Old Bible fragments found in Auckland

Tattered pieces from two Bibles more than 1200 years old have been found in another Bible in Auckland.

JESSICA TASMAN-JONES for Fairfax News  |  04 Apr 2012

Tattered pieces from two Bibles more than 1200 years old have been found in another Bible in an Auckland library.

The pieces, sewn into the four-volume Latin Bible, were discovered by staff at Sir George Grey's Special Collections in the central city library.

They were found while staff were cataloguing books dating from before 1501.

The tattered manuscript is believed to date from just after 800AD and could be the earliest fragments of Western manuscripts in Australasia.
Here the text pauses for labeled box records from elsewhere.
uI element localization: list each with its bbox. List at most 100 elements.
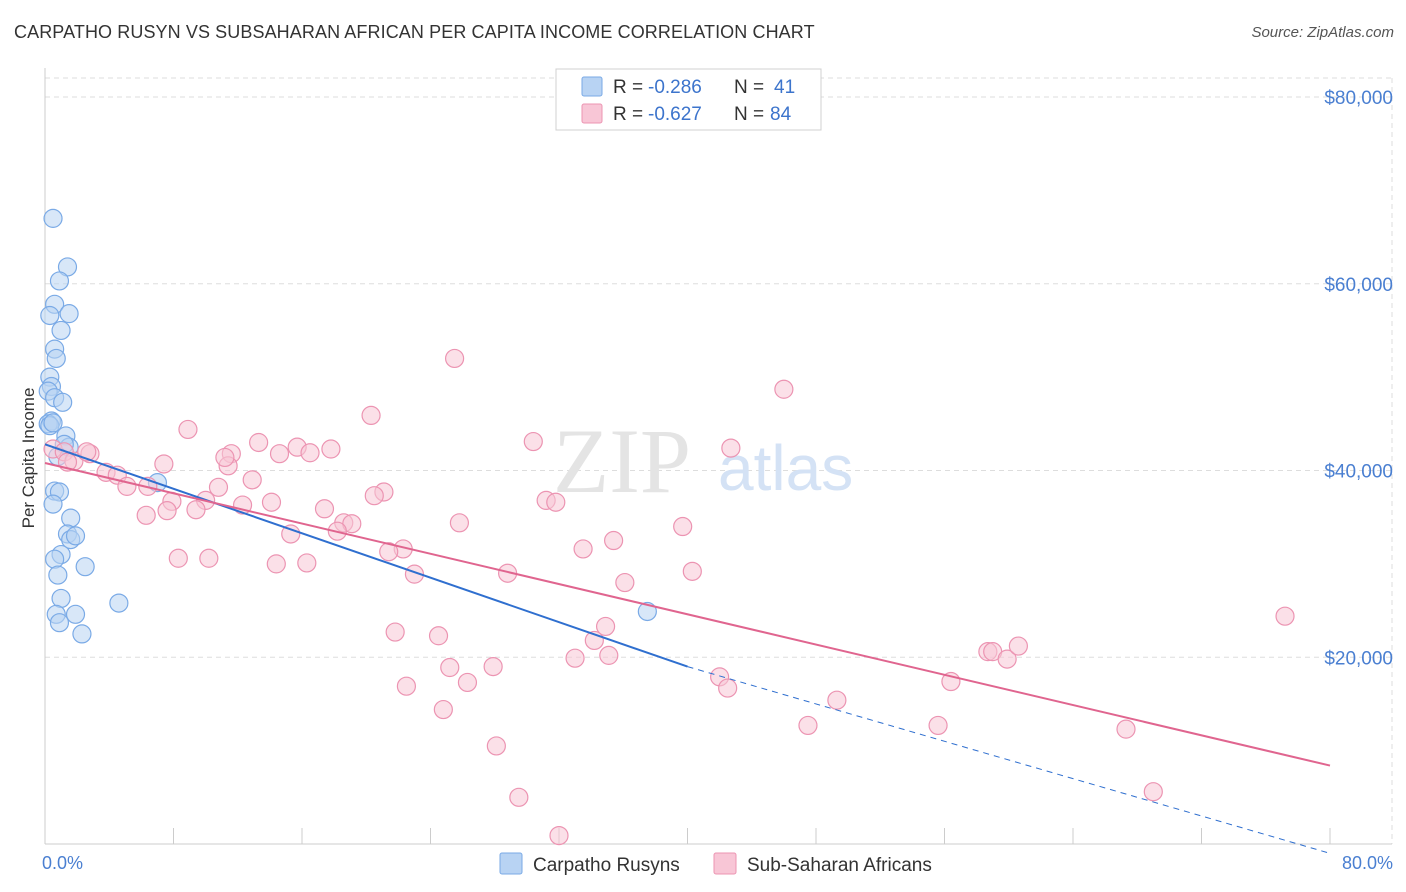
sub-saharan-african-point-55 [1275, 606, 1295, 626]
carpatho-rusyn-point-35 [49, 613, 70, 633]
carpatho-rusyn-point-29 [48, 565, 68, 585]
sub-saharan-african-point-39 [673, 516, 693, 537]
trend-lines [44, 443, 1331, 854]
x-tick-label-max: 80.0% [1342, 853, 1393, 873]
legend-r-label-blue: R = [613, 77, 643, 98]
sub-saharan-african-point-54 [595, 616, 616, 637]
carpatho-rusyn-point-32 [65, 604, 86, 624]
sub-saharan-african-point-33 [314, 499, 335, 519]
trend-line-carpatho-rusyns-extrapolated [687, 666, 1331, 854]
carpatho-rusyn-point-22 [43, 494, 63, 514]
sub-saharan-african-point-37 [449, 513, 470, 533]
watermark: ZIP atlas [553, 410, 853, 512]
carpatho-rusyn-point-8 [46, 348, 66, 369]
tick-labels: $20,000 $40,000 $60,000 $80,000 0.0% 80.0% [42, 88, 1393, 873]
y-tick-label-1: $40,000 [1324, 462, 1393, 483]
sub-saharan-african-point-67 [718, 678, 738, 698]
sub-saharan-african-point-5 [249, 432, 269, 453]
series-sub-saharan-africans-points [43, 348, 1295, 846]
sub-saharan-african-point-2 [361, 405, 381, 426]
grid-lines [45, 77, 1393, 844]
sub-saharan-african-point-30 [261, 492, 282, 512]
sub-saharan-african-point-29 [232, 495, 253, 515]
sub-saharan-african-point-27 [546, 492, 566, 512]
legend-n-value-pink: 84 [770, 104, 792, 125]
sub-saharan-african-point-53 [615, 572, 635, 593]
series-legend: Carpatho Rusyns Sub-Saharan Africans [499, 852, 932, 876]
sub-saharan-african-point-56 [385, 622, 405, 642]
sub-saharan-african-point-62 [565, 648, 585, 668]
sub-saharan-african-point-46 [168, 548, 188, 568]
carpatho-rusyn-point-36 [72, 624, 92, 644]
chart-source: Source: ZipAtlas.com [1251, 24, 1394, 41]
sub-saharan-african-point-82 [1008, 636, 1028, 656]
watermark-zip: ZIP [553, 410, 691, 512]
sub-saharan-african-point-48 [266, 554, 286, 574]
legend-r-value-blue: -0.286 [648, 77, 702, 98]
y-tick-label-0: $20,000 [1324, 648, 1393, 669]
y-axis-title: Per Capita Income [19, 388, 38, 529]
sub-saharan-african-point-70 [827, 690, 847, 710]
legend-swatch-blue [581, 76, 603, 97]
sub-saharan-african-point-40 [281, 524, 301, 544]
carpatho-rusyn-point-27 [45, 549, 65, 569]
sub-saharan-african-point-49 [297, 553, 317, 573]
carpatho-rusyn-point-13 [53, 392, 73, 412]
trend-line-sub-saharan-africans [44, 462, 1331, 767]
x-tick-label-min: 0.0% [42, 853, 83, 873]
sub-saharan-african-point-1 [774, 379, 794, 399]
carpatho-rusyn-point-2 [49, 271, 70, 291]
sub-saharan-african-point-32 [186, 500, 206, 520]
legend-n-value-blue: 41 [774, 77, 795, 98]
correlation-legend: R = -0.286 N = 41 R = -0.627 N = 84 [555, 68, 822, 131]
sub-saharan-african-point-63 [599, 645, 619, 665]
sub-saharan-african-point-73 [798, 715, 818, 736]
legend-r-value-pink: -0.627 [648, 104, 702, 125]
sub-saharan-african-point-77 [509, 787, 529, 807]
sub-saharan-african-point-6 [721, 438, 741, 458]
sub-saharan-african-point-74 [928, 715, 948, 736]
sub-saharan-african-point-75 [1116, 719, 1136, 739]
carpatho-rusyn-point-37 [43, 413, 63, 433]
sub-saharan-african-point-23 [208, 477, 229, 497]
sub-saharan-african-point-35 [136, 505, 156, 525]
carpatho-rusyn-point-4 [59, 304, 79, 324]
carpatho-rusyn-point-34 [637, 601, 657, 622]
series-legend-swatch-pink [713, 852, 737, 875]
sub-saharan-african-point-64 [483, 656, 503, 677]
legend-n-label-pink: N = [734, 104, 764, 125]
sub-saharan-african-point-3 [178, 419, 198, 440]
chart-title: CARPATHO RUSYN VS SUBSAHARAN AFRICAN PER… [14, 22, 815, 42]
sub-saharan-african-point-43 [573, 539, 593, 559]
sub-saharan-african-point-45 [379, 542, 399, 562]
sub-saharan-african-point-69 [457, 672, 478, 693]
sub-saharan-african-point-25 [364, 486, 384, 506]
y-tick-label-2: $60,000 [1324, 275, 1393, 296]
sub-saharan-african-point-65 [440, 657, 460, 678]
carpatho-rusyn-point-40 [65, 526, 86, 546]
sub-saharan-african-point-11 [269, 444, 290, 464]
legend-swatch-pink [581, 103, 603, 124]
watermark-atlas: atlas [718, 432, 853, 504]
sub-saharan-african-point-42 [604, 530, 624, 551]
sub-saharan-african-point-68 [396, 676, 417, 696]
carpatho-rusyn-point-6 [51, 320, 71, 341]
trend-line-carpatho-rusyns [44, 443, 688, 668]
carpatho-rusyn-point-31 [109, 593, 129, 613]
carpatho-rusyn-point-0 [43, 208, 63, 228]
sub-saharan-african-point-79 [549, 825, 569, 846]
sub-saharan-african-point-0 [444, 348, 465, 369]
sub-saharan-african-point-52 [682, 561, 702, 581]
sub-saharan-african-point-57 [428, 626, 449, 646]
sub-saharan-african-point-16 [154, 454, 174, 474]
y-tick-label-3: $80,000 [1324, 88, 1393, 109]
sub-saharan-african-point-61 [997, 649, 1017, 669]
carpatho-rusyn-point-30 [51, 588, 71, 609]
sub-saharan-african-point-4 [523, 431, 543, 452]
sub-saharan-african-point-9 [300, 443, 320, 463]
sub-saharan-african-point-76 [486, 736, 506, 756]
carpatho-rusyn-point-23 [61, 508, 81, 528]
series-legend-swatch-blue [499, 852, 523, 875]
sub-saharan-african-point-83 [215, 447, 235, 468]
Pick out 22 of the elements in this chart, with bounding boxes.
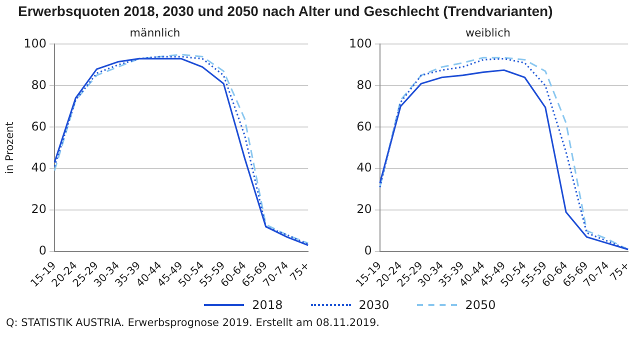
y-tick-label: 80 bbox=[356, 78, 372, 92]
chart-subtitle: männlich bbox=[130, 26, 180, 40]
y-tick-label: 100 bbox=[349, 36, 372, 50]
chart-subtitle: weiblich bbox=[466, 26, 510, 40]
y-axis-title: in Prozent bbox=[4, 122, 16, 174]
x-tick-label: 75+ bbox=[608, 260, 632, 284]
y-tick-label: 60 bbox=[356, 119, 372, 134]
legend-label: 2050 bbox=[465, 298, 496, 312]
y-tick-label: 100 bbox=[24, 36, 47, 50]
y-tick-label: 0 bbox=[364, 244, 372, 258]
legend-label: 2030 bbox=[358, 298, 390, 312]
y-tick-label: 60 bbox=[31, 119, 47, 134]
x-tick-label: 75+ bbox=[288, 260, 312, 284]
y-tick-label: 80 bbox=[31, 78, 47, 92]
legend-label: 2018 bbox=[252, 298, 283, 312]
y-tick-label: 20 bbox=[356, 202, 372, 216]
y-tick-label: 0 bbox=[38, 244, 47, 258]
y-tick-label: 40 bbox=[31, 160, 47, 175]
text: Q: STATISTIK AUSTRIA. Erwerbsprognose 2019. Erstellt am 08.11.2019. bbox=[6, 317, 380, 329]
y-tick-label: 20 bbox=[31, 202, 47, 216]
chart-title: Erwerbsquoten 2018, 2030 und 2050 nach Alter und Geschlecht (Trendvarianten) bbox=[17, 2, 554, 21]
y-tick-label: 40 bbox=[356, 160, 372, 175]
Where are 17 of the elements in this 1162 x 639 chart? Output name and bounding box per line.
Colin Davis, chair of the Auckland Library Heritage Trust, says the find is "internationally significant".

The Bible it was found in is a treasure in its own right, dating from the 15th century and originally belonging to a monastery in southern Germany.

It had been presented in 1913 by Henry Shaw.

The find was sent to Emeritus Professor Alexandra Barratt who discovered more fragments in three of the four volumes.

"Strips of vellum manuscript were sewn into the centre of the paper 'quires' or booklets which make up the volumes of the Bible, to strengthen them," Professor Barratt says.

"The strips were cut from a Latin Carolingian Bible, that is, a bible written at the time of the emperor Charlemagne." 

"According to an English expert, they date from the early 9th century, maybe not long after AD 800, making them more than 1200 years old," she says.

Auckland Libraries heritage and research manager Sue Cooper says the remnants are believed to be the earliest fragments of Western manuscripts in Australasia or event the southern hemisphere.

Not all of the fragments are readable but include extracts from the book of Exodus, Leviticus, Numbers, Ezekiel and Hosea.

Other remains from the two manuscripts are believed to be in the Bavarian State Library in Munich, Germany.

Also found in a 1510 book on canon law was a page of papal indulgences, issued by Pope Leo X for the benefit of a monastery in Portugal.

This is believed to be the only papal indulgence recorded in a New Zealand library.

The Sir George Grey Special Collections are on the second floor of the central library and hold rare books, photographs, ephemera, manuscripts, historic and rare maps, heritage music materials and oral histories.